The trouble with 802.1X is that the standard was
proven not to be secure by Maryland University in 2002.
However, most of the vendors have solved the Maryland
attacks by proprietary solutions, leaving security in
the hands of the vendors. No interoperability in practic.

Now for my real question.
Has the new standard 802.11g any new additional
security measures?
Or is it still using WEP or is
it using WPA?
Or something else?

Any links about the security of 802.11g or 802.11i, preferrably
updated links. I've found a ton of links regarding
the "upcoming" standard
And that is not too exciting.

Thanks again!

S

Dave:

Nice post:

An addition to your post, would be to mention changing the WEP key
frequently.



>With wireless, the signal is going everywhere so anyone can recieve it. So
the question becomes how secure is the transmiission. WEP and other
encryption techniques exist but weakness also exist.

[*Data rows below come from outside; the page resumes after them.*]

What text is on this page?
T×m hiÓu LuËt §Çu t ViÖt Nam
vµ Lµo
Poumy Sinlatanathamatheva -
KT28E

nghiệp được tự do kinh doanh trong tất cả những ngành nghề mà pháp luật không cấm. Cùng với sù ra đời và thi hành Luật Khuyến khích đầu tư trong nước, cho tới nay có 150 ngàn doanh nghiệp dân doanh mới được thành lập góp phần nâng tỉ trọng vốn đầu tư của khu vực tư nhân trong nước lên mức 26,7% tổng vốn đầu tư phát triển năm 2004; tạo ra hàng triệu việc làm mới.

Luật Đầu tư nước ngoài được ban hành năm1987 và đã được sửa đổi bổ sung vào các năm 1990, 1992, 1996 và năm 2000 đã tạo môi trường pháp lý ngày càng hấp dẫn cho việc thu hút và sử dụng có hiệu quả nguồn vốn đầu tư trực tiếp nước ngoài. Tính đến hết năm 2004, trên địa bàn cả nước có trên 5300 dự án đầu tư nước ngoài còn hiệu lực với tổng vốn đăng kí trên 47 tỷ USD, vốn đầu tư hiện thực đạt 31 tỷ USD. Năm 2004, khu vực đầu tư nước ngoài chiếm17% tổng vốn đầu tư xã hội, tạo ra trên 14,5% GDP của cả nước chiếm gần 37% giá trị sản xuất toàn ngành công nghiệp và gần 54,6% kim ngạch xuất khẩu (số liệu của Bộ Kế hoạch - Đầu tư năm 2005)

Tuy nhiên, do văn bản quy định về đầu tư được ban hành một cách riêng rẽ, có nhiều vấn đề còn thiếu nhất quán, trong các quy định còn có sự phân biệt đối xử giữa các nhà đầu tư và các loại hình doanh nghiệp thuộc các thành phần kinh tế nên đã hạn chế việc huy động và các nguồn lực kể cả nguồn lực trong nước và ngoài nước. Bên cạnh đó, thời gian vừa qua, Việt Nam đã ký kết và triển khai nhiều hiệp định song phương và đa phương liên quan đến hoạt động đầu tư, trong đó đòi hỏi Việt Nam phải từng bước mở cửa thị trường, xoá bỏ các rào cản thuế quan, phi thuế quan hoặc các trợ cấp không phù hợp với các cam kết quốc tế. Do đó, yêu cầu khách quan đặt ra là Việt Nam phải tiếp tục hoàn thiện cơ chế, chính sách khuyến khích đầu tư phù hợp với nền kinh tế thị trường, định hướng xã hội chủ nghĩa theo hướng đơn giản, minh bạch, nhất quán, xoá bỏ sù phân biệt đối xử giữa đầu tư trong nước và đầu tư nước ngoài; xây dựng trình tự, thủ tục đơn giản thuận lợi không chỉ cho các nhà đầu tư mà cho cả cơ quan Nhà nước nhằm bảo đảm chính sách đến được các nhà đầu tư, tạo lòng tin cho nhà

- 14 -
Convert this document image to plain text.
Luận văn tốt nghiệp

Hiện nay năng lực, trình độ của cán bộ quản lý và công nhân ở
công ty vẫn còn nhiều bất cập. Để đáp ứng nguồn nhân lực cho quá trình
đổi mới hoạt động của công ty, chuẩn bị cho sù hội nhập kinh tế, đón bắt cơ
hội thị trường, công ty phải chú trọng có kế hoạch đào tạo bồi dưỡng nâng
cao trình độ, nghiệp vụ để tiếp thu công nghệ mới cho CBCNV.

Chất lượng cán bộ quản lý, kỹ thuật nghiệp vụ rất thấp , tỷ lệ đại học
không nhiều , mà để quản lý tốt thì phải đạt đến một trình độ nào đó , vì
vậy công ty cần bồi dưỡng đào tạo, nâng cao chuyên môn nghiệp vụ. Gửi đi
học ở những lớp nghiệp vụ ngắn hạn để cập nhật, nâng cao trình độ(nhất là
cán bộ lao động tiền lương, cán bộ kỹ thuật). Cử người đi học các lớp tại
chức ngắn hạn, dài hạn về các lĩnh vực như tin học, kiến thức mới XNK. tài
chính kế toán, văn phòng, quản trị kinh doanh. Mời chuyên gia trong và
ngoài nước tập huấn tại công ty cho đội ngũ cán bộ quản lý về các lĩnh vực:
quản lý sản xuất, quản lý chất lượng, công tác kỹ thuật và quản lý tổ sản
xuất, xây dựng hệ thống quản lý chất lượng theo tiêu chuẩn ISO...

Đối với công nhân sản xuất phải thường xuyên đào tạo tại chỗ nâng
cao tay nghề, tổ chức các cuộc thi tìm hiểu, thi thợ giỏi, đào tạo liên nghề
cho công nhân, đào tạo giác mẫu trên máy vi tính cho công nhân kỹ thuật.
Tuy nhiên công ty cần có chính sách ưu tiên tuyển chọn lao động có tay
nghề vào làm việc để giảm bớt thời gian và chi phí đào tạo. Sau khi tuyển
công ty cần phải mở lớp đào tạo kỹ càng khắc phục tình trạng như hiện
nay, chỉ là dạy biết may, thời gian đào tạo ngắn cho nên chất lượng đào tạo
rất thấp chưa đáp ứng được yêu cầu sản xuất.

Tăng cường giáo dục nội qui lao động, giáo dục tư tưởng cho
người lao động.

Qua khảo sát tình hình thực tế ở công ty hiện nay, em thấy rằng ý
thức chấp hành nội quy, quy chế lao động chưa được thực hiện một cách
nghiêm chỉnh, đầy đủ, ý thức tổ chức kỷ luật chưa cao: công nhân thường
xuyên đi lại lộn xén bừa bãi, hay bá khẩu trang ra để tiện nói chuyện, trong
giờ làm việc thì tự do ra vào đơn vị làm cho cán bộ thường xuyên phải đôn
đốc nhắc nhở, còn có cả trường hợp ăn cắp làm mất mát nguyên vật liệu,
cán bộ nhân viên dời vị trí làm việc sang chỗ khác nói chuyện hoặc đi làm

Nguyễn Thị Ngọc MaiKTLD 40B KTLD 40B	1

With WEP, weak IV filtering is essential. Not all chip sets support weak IV
filtering. To find out if they do, email the vendor support specifing the
cards and devices your planning on using. Weak IV filtering is chipset
dependant, so a particular vendor might have devices that do and do not
filter out weak IVs. Weak IVs in the WEP can be used to crack 40, 64, 128
and higher WEP keys just by sampling the weak IVs.

It is impossible to secure wireless anything from a denial of service. Take
a 11b/g setup and bring a 2.4GHz phone near by and it will show how to lower
or disable the wireless from working. It would be trivial to produce a
simple jamming device for wireless with about $10 (or less) of select Radio
Shack parts and some wire.

But if the DoS is not an issue, and eaves dropping is. And security needs
to be high, and you must use wireless do the following:

- read the docs and enable all security features including but not limited
to:
- enable WEP at the most bits possible
- enable MAC address filtering
- disable SID broadcasts
- buy only equipment that supports weak IV filtering. If the vendor does
not claim it in writting for a specific product it is likely they do not
filter out weak IVs. Although most newer chip sets tend to filter.
- consider using a more tried and true solution by connecting the wireless
to a VPN concentrator. That is to use VPN over the wireless and do not
permit non-authenticated non-vpn traffic.
- apply vendor patches to the wireless access points and the clients on a
regular basis.

Wireless, with enough attention to detail can be difficult to crack. A
system well patched, properly configured and designed with weak IV
filtering, 128 bit WEP and VPN using SSL/TLS for the sessions can be about
impossible as it comes to being able to hack into. In fact, it could be
more secure than the local wired LAN.